Why does inserting characters into an executable binary file cause it to "break" ?
And, is there any way to add characters without breaking the compiled program?
Background
I've known for a long time that it is possible to use a hex editor to change code in a compiled executable file and still have it run as normal...
Example
As an example in the application below, Facebook
could be changed to Lacebook
, and the program will still execute just fine:
But it Breaks with new Characters
I'm also aware that if new characters are added, it will break the program and it won't run, or it will crash immediately. For example, adding My
in front of Facebook
would achieve this:
What I know
- I've done some work with
C
and understand that code is written in human readable, compiled, and linked into an executable file. - I've done introductory studies of assembly language and understand the concepts about data, commands, and pointers being moved around
- I've written small programs for Windows, Mac and Linux
What I don't know
- I don't quite understand the relationship between the operating system and the executable file. I'd guess that when you type in the name of the program and press return you are basically instructing the operating system to "execute" that file, which basically means loading the file into memory, setting the processor's pointer to it, and telling it 'Go!'
- I understand why having extra characters in a text string of the binary file would cause problems
What I'd like to know
- Why do the extra characters cause the program to break?
- What thing determines that the program is broken? The OS? Does the OS also keep this program sandboxed so that it doesn't crash the whole system nowadays?
- Is there any way to add in extra characters to a text string of a compiled program via a hex editor and not have the application break?
Modern operating systems just map the file into memory. They don't bother loading pages of it until it's needed.
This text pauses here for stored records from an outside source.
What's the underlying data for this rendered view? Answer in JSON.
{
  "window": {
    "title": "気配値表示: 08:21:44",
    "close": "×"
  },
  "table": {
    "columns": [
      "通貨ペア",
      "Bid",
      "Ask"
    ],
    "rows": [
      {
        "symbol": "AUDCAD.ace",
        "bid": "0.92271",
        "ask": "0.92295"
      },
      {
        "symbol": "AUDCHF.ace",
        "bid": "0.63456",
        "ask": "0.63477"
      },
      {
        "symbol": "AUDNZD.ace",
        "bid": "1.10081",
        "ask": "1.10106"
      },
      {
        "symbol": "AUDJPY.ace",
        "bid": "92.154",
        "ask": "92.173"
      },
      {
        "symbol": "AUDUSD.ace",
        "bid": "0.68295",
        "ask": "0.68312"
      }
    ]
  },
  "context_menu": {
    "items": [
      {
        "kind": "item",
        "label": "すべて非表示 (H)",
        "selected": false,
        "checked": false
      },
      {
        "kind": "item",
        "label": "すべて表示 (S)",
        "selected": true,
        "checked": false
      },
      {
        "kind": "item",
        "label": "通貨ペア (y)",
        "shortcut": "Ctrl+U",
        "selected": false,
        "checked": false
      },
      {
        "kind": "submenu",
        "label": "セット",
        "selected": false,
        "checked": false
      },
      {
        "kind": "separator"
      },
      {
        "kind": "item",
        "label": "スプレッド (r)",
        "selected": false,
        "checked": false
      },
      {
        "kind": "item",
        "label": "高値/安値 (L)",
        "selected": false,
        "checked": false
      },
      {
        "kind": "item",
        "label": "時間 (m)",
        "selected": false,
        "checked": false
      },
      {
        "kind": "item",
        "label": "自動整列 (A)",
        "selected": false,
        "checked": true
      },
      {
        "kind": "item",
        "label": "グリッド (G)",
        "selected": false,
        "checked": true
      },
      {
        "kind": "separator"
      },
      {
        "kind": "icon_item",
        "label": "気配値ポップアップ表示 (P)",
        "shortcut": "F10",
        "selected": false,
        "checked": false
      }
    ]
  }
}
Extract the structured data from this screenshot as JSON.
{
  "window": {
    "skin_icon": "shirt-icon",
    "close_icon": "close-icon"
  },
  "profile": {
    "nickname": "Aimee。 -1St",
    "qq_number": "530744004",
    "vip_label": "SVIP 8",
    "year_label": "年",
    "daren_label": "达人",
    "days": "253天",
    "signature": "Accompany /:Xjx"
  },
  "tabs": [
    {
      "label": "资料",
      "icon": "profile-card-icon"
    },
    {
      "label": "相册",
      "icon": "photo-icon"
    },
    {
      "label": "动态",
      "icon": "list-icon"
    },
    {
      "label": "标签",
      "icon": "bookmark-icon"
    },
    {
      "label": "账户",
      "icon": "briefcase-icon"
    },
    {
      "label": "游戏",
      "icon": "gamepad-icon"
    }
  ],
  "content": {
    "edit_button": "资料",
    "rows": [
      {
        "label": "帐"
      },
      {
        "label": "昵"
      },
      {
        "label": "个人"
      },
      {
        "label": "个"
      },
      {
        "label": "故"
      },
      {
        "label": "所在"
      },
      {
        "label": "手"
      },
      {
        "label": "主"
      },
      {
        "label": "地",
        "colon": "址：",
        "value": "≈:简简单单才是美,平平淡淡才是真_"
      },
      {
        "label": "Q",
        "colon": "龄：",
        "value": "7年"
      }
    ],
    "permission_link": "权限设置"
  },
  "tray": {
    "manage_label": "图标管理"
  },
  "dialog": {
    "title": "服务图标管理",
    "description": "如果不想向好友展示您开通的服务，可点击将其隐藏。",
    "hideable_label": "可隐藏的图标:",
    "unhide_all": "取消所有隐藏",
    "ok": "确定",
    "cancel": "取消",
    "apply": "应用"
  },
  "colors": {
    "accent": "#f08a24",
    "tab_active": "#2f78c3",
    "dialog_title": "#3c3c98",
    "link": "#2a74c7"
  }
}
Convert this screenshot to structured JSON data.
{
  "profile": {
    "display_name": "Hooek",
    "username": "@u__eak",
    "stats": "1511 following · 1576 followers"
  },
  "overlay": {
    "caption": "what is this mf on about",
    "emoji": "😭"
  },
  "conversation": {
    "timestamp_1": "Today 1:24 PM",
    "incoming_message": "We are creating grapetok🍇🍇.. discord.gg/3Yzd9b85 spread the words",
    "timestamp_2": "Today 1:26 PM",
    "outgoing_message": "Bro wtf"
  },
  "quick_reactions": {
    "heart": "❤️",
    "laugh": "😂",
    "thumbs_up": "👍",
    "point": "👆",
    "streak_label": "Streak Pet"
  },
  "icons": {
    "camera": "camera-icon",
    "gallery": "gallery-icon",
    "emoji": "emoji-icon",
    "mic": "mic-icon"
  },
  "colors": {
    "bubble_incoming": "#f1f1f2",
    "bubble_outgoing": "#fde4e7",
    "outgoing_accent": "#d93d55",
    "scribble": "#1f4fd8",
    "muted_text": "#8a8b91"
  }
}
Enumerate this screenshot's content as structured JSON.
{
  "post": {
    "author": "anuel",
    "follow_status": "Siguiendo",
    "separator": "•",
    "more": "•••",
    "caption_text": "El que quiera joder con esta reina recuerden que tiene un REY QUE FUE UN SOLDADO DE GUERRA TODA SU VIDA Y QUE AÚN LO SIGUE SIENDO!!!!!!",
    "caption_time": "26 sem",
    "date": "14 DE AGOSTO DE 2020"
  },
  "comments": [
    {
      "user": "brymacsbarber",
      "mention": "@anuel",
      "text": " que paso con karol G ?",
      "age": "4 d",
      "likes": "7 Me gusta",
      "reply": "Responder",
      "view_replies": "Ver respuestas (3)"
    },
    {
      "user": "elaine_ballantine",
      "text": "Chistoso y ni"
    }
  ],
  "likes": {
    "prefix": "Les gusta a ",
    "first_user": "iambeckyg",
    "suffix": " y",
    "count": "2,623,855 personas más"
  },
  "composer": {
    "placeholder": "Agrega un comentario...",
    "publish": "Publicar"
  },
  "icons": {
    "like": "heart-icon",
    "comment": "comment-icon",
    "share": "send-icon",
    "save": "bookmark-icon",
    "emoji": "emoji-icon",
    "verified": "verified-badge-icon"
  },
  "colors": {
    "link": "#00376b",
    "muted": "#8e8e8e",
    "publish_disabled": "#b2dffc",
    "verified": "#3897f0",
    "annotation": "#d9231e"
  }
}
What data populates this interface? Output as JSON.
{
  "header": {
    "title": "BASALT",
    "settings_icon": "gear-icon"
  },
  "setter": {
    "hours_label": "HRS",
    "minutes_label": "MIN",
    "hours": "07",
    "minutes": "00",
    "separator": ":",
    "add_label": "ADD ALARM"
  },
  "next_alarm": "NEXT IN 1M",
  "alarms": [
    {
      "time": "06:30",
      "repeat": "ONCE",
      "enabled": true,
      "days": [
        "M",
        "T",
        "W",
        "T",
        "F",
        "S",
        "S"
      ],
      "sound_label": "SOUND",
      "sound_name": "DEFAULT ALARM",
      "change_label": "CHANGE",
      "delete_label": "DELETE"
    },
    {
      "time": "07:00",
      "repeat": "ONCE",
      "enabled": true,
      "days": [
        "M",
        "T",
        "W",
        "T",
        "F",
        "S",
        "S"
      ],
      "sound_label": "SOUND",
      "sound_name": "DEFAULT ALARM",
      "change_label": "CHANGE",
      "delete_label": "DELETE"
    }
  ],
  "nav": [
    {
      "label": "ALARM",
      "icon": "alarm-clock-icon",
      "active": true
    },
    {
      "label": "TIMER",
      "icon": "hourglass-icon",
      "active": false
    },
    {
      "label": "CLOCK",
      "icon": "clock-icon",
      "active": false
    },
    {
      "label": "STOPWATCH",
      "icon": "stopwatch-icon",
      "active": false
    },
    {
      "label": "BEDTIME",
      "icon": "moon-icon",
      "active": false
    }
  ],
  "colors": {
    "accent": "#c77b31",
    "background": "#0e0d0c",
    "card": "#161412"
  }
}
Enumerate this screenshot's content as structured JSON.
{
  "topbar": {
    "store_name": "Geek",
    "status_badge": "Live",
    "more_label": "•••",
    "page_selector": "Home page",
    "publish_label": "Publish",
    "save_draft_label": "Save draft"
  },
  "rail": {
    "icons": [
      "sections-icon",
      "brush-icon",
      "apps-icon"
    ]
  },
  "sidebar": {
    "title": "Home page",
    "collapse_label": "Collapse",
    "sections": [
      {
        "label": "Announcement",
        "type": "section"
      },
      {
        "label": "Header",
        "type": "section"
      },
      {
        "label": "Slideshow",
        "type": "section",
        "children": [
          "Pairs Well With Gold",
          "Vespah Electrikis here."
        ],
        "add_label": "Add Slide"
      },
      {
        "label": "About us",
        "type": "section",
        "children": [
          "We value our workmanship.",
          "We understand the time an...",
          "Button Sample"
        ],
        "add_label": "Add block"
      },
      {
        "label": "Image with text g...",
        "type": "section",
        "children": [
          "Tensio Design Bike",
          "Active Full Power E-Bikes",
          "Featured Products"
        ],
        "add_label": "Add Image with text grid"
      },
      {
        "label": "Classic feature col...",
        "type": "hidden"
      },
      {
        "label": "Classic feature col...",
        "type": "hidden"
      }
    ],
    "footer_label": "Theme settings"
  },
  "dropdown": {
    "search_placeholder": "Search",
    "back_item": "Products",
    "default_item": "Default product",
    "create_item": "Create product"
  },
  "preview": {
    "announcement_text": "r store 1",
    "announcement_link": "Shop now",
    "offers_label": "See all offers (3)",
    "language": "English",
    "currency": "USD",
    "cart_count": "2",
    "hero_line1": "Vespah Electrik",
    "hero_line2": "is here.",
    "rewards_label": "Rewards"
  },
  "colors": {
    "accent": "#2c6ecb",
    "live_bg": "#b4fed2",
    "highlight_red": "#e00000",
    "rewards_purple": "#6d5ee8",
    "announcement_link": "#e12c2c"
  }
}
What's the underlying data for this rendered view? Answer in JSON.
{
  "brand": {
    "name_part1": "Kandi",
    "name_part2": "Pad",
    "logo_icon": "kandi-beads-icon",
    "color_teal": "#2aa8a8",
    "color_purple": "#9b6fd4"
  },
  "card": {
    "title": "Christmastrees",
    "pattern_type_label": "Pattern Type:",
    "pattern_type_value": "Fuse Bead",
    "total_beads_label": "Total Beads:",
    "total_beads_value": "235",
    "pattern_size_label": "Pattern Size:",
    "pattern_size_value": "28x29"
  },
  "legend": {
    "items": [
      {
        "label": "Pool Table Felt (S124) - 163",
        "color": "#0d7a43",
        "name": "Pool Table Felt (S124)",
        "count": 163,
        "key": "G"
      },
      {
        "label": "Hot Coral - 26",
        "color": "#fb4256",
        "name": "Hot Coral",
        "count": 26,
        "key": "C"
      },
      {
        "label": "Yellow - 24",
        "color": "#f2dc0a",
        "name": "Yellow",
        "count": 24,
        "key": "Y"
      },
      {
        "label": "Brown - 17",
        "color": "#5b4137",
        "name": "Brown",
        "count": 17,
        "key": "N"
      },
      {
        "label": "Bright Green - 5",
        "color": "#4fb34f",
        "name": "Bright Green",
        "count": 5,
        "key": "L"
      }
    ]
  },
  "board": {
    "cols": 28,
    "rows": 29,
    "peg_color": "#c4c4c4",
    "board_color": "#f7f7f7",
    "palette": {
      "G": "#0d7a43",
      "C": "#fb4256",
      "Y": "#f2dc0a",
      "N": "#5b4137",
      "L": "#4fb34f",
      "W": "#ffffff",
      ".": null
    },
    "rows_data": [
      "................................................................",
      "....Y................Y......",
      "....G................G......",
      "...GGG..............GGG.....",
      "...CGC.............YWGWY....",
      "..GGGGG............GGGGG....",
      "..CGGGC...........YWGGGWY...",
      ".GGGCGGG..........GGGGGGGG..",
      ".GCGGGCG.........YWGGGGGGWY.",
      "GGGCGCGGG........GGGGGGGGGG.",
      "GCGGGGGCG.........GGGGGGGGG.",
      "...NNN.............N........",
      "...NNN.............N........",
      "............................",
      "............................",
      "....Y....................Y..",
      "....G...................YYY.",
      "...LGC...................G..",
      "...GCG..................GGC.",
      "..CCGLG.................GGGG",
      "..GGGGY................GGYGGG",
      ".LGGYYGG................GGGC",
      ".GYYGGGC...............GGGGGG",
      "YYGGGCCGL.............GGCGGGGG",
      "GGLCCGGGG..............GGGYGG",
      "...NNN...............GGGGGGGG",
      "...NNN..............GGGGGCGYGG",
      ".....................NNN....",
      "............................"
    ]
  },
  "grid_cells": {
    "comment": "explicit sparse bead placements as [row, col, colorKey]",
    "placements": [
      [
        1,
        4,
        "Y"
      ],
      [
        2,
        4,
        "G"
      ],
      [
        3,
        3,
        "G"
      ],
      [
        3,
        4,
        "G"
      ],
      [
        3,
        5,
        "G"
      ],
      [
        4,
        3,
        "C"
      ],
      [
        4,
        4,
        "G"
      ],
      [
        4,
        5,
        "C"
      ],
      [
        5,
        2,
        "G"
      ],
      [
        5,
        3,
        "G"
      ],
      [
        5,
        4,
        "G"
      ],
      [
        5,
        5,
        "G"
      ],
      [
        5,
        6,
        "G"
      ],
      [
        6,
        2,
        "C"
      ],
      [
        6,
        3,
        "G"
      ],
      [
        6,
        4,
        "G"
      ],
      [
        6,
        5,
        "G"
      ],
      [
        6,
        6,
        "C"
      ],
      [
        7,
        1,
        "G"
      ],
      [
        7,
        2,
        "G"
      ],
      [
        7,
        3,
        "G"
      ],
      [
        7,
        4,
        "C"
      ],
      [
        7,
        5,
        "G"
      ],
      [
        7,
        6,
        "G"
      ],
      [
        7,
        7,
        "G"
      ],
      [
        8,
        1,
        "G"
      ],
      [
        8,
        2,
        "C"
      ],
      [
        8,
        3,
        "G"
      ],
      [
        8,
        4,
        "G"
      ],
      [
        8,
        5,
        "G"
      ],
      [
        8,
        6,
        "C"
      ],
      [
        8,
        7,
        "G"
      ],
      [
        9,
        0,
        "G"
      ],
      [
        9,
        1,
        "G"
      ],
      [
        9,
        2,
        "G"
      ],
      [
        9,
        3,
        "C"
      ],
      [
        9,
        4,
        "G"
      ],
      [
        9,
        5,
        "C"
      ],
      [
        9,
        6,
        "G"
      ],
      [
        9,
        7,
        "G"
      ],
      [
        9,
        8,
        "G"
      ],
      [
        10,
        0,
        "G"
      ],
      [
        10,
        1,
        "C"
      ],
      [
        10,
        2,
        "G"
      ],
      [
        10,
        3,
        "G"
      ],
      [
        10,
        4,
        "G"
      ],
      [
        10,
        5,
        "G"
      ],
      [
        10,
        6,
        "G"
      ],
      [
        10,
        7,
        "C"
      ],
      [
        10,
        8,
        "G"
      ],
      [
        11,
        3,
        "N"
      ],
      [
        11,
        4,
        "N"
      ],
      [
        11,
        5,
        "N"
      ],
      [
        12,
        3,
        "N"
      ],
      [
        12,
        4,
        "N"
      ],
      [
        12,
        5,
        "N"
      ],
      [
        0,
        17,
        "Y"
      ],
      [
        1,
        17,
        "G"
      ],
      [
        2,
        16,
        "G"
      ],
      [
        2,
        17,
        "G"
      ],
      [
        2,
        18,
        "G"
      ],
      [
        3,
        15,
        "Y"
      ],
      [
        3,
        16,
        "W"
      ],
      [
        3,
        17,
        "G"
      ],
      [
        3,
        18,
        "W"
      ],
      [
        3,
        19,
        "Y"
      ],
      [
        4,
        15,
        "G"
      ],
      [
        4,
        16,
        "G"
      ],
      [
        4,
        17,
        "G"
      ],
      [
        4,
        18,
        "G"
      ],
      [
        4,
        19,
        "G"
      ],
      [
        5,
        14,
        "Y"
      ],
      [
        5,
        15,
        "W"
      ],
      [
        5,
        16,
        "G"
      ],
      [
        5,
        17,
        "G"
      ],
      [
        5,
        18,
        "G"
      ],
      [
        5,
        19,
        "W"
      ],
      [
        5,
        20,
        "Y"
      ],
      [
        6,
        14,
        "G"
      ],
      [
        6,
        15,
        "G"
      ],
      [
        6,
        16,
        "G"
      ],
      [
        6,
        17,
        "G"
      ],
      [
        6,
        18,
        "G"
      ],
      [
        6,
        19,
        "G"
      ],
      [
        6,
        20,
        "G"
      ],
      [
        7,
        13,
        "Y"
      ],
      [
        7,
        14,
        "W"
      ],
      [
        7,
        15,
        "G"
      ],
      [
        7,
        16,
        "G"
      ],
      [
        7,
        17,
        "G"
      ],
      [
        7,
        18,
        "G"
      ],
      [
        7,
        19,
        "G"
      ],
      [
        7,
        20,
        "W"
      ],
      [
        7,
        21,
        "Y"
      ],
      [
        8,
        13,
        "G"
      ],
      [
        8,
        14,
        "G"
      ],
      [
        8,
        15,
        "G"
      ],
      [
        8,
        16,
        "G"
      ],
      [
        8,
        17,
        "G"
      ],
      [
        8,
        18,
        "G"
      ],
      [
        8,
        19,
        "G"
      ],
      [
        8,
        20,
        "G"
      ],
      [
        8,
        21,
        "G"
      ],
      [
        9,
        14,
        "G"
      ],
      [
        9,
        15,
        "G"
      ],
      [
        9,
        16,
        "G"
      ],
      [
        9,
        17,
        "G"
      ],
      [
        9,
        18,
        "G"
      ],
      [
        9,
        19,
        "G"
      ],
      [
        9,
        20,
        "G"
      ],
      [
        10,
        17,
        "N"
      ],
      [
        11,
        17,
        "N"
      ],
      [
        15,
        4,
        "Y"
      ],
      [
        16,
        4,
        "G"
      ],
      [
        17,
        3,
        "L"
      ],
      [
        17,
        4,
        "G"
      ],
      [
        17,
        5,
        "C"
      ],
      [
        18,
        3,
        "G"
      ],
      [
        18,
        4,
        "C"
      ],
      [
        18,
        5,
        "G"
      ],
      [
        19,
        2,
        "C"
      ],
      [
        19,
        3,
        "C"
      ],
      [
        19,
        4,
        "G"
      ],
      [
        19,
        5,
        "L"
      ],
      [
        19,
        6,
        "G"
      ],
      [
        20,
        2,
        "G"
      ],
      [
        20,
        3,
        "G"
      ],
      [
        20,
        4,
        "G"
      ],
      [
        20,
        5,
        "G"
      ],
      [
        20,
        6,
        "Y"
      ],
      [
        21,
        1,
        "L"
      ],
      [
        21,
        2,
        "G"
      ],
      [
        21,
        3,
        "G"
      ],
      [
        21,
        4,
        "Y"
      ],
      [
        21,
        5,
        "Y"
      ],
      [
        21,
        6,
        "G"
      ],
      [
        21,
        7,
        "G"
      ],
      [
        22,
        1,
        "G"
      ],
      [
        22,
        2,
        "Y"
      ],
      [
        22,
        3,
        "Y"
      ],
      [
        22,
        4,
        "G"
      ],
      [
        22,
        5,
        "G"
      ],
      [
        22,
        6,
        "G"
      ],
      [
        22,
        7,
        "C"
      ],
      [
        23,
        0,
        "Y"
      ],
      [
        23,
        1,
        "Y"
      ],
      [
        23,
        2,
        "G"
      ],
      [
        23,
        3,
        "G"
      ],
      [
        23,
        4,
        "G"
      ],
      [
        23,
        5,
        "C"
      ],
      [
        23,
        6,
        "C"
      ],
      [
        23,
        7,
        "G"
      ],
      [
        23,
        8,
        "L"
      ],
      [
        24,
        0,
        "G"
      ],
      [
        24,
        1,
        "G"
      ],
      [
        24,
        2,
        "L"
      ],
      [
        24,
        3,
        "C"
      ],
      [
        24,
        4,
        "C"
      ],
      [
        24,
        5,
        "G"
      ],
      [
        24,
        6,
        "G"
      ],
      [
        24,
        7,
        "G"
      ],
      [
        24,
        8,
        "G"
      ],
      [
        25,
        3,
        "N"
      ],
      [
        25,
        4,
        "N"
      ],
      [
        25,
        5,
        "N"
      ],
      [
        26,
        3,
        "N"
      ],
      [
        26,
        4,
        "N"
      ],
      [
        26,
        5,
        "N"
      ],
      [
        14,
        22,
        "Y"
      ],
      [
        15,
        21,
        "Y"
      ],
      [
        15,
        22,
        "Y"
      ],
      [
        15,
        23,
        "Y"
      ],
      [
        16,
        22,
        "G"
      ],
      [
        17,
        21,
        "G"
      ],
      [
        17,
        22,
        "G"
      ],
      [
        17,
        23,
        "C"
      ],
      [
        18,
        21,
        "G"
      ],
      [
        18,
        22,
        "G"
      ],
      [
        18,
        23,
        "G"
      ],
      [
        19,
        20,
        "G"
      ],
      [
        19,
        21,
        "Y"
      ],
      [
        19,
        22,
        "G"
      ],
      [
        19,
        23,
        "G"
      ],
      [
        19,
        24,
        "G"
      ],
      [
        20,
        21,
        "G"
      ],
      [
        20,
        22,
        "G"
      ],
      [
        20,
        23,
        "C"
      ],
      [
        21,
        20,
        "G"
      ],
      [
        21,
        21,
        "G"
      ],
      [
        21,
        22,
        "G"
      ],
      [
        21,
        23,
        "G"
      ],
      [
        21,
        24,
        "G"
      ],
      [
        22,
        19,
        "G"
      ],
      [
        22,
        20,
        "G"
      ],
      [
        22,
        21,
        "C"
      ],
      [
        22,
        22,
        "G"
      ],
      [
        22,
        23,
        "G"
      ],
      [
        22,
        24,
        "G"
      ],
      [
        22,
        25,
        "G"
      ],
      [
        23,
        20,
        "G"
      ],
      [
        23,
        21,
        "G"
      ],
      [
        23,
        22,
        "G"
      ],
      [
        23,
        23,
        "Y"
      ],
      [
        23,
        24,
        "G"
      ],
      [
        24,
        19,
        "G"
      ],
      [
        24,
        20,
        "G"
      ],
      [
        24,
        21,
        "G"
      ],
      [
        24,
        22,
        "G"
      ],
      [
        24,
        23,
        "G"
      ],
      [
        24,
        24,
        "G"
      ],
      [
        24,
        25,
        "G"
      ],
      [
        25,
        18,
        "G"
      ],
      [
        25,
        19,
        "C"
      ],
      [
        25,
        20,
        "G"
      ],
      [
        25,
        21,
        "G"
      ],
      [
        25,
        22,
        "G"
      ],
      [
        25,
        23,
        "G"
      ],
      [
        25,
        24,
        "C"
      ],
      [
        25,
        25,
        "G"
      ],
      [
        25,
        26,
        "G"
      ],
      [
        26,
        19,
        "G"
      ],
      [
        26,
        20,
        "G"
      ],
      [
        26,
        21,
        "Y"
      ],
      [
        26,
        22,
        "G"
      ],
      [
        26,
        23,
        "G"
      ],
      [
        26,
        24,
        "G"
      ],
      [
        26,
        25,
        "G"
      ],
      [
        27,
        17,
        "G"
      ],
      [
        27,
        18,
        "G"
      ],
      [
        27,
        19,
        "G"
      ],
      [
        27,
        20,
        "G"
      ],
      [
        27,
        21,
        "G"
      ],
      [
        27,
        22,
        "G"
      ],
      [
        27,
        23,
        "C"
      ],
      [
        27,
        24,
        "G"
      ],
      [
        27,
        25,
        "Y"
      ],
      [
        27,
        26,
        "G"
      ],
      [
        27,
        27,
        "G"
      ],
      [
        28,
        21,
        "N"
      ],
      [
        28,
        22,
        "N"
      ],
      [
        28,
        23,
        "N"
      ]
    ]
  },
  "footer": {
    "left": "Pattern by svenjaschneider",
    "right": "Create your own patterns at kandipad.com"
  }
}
Because they put all the other information in the file in the wrong place, so the loader winds up loading the wrong things. Also, jumps in the code wind up being to the wrong place, perhaps in the middle of an instruction.
It depends on exactly what gets screwed up. It may be that you move a header and the loader notices that some parameters in the header have invalid data.
Probably not reliably. At a minimum, you'd need to reliably identify sections of code that need to be adjusted. That can be surprisingly difficult, particularly if someone has attempted to make it so deliberately.